Benefits: In addition to NASA applications, all users and developers of gas turbines will benefit from the ability to achieve improved heat load handling and durability. This includes gas turbines for propulsion (the airline and marine industries) as well as for power generation. The public will then directly benefit through reduced electricity and travel costs. Additionally, as the private sector is now heavily involved in the development of space technologies, high efficiency and durable hot gas components will be applicable to a large number of up and coming private industries.  

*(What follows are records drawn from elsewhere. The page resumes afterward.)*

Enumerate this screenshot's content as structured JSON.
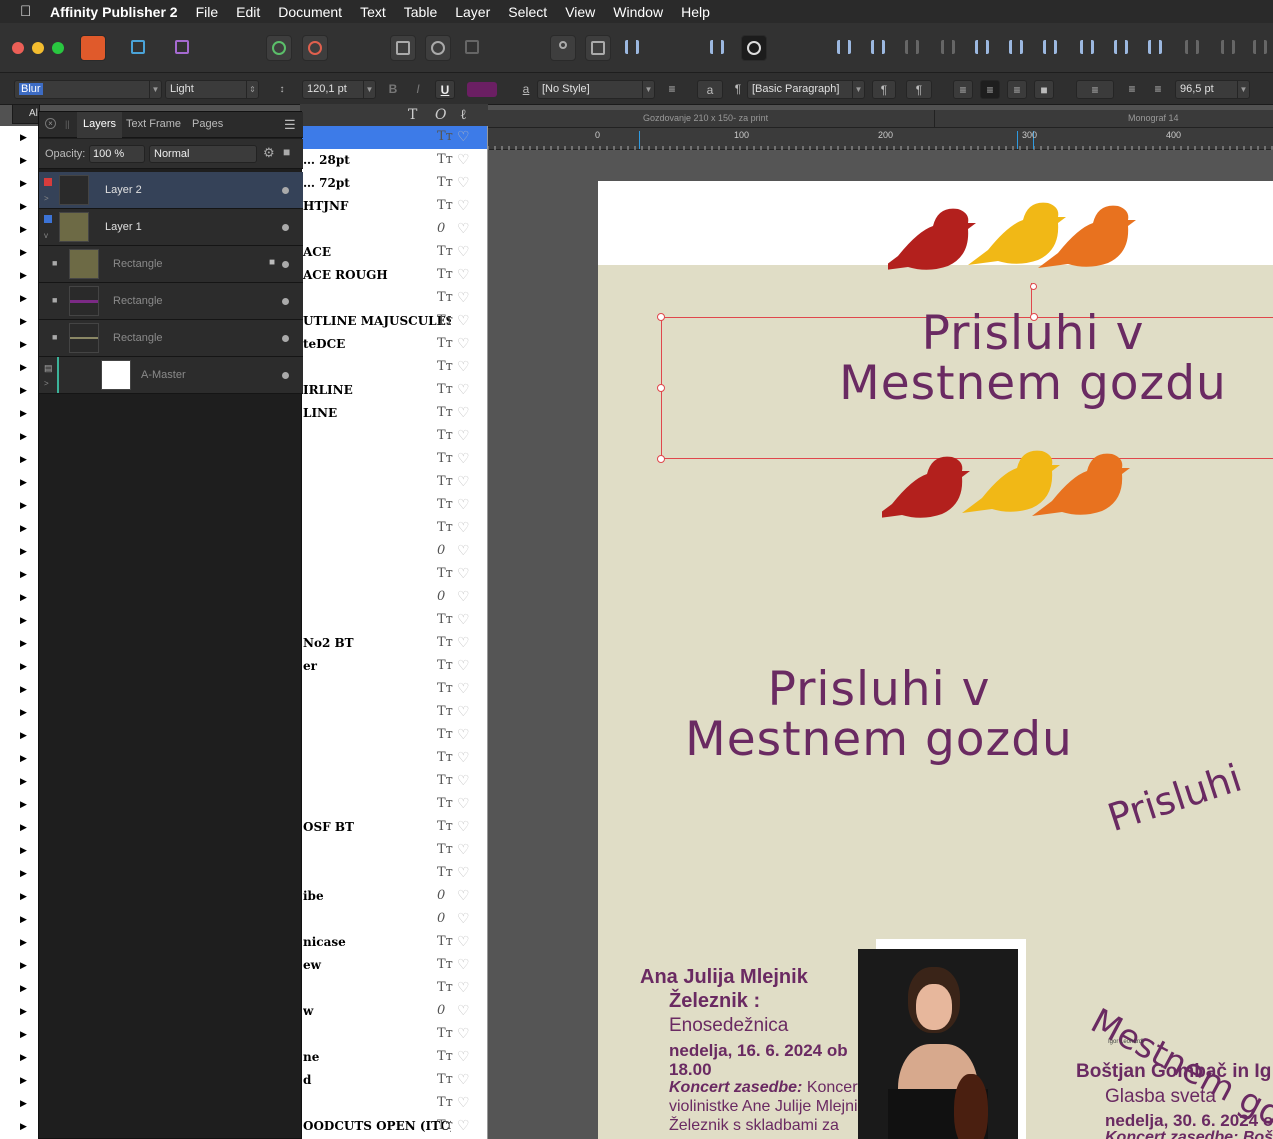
{
  "menubar": {
    "app_name": "Affinity Publisher 2",
    "items": [
      "File",
      "Edit",
      "Document",
      "Text",
      "Table",
      "Layer",
      "Select",
      "View",
      "Window",
      "Help"
    ]
  },
  "context_toolbar": {
    "font_family": "Blur",
    "font_style": "Light",
    "font_size": "120,1 pt",
    "character_style": "[No Style]",
    "paragraph_style": "[Basic Paragraph]",
    "leading": "96,5 pt",
    "text_color": "#6b1f63"
  },
  "document_tabs": {
    "active": "Gozdovanje 210 x 150- za print",
    "other": "Monograf 14"
  },
  "ruler": {
    "labels": [
      "0",
      "100",
      "200",
      "300",
      "400"
    ]
  },
  "layers_panel": {
    "tabs": [
      "Layers",
      "Text Frame",
      "Pages"
    ],
    "opacity_label": "Opacity:",
    "opacity_value": "100 %",
    "blend_mode": "Normal",
    "rows": [
      {
        "name": "Layer 2",
        "selected": true
      },
      {
        "name": "Layer 1",
        "selected": false
      },
      {
        "name": "Rectangle",
        "locked": true
      },
      {
        "name": "Rectangle"
      },
      {
        "name": "Rectangle"
      },
      {
        "name": "A-Master"
      }
    ],
    "side_tab_label": "Al"
  },
  "font_list": {
    "names": [
      "",
      "… 28pt",
      "… 72pt",
      "HTJNF",
      "",
      "ACE",
      "ACE ROUGH",
      "",
      "UTLINE MAJUSCULES",
      "teDCE",
      "",
      "IRLINE",
      "LINE",
      "",
      "",
      "",
      "",
      "",
      "",
      "",
      "",
      "",
      "No2 BT",
      "er",
      "",
      "",
      "",
      "",
      "",
      "",
      "OSF BT",
      "",
      "",
      "ibe",
      "",
      "nicase",
      "ew",
      "",
      "w",
      "",
      "ne",
      "d",
      "",
      "OODCUTS OPEN (ITC)",
      "ce",
      ""
    ],
    "icon_types": [
      "T",
      "T",
      "T",
      "T",
      "O",
      "T",
      "T",
      "T",
      "T",
      "T",
      "T",
      "T",
      "T",
      "T",
      "T",
      "T",
      "T",
      "T",
      "O",
      "T",
      "O",
      "T",
      "T",
      "T",
      "T",
      "T",
      "T",
      "T",
      "T",
      "T",
      "T",
      "T",
      "T",
      "O",
      "O",
      "T",
      "T",
      "T",
      "O",
      "T",
      "T",
      "T",
      "T",
      "T",
      "T",
      "O"
    ]
  },
  "page": {
    "title_line1": "Prisluhi v",
    "title_line2": "Mestnem gozdu",
    "curved_text_1": "Prisluhi",
    "curved_text_2": "Mestnem go",
    "small_credit": "Igor Leonardi",
    "event1": {
      "name_line1": "Ana Julija Mlejnik",
      "name_line2": "Železnik :",
      "subtitle": "Enosedežnica",
      "date": "nedelja, 16. 6. 2024 ob",
      "time": "18.00",
      "desc_label": "Koncert zasedbe:",
      "desc1": " Koncert",
      "desc2": "violinistke Ane Julije Mlejnik",
      "desc3": "Železnik s skladbami za"
    },
    "event2": {
      "name": "Boštjan Gombač in Ig",
      "subtitle": "Glasba sveta",
      "date": "nedelja, 30. 6. 2024 ob",
      "desc": "Koncert zasedbe: Bošt"
    },
    "colors": {
      "purple": "#6a2a62",
      "bird_red": "#b3201d",
      "bird_yellow": "#f1b816",
      "bird_orange": "#e8721f",
      "page_bg": "#e0ddc6"
    }
  }
}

NASA is a direct user and developer of turbomachines for various applications, primarily for propulsion. As improved efficiency and improved durability are the goals of NASA researchers, the successful implementation of this technology will provide a direct method of achieving both. The proposed innovation will provide increases in efficiency and reductions in fuel burn, through the ability to handle increased working gas temperatures with minimal coolant usage; and durability through the reduction of hot streaks associated with traditional film cooling methods. Additionally, applications such as the film cooling of rocket nozzles will also benefit from the successful implementation of this technology.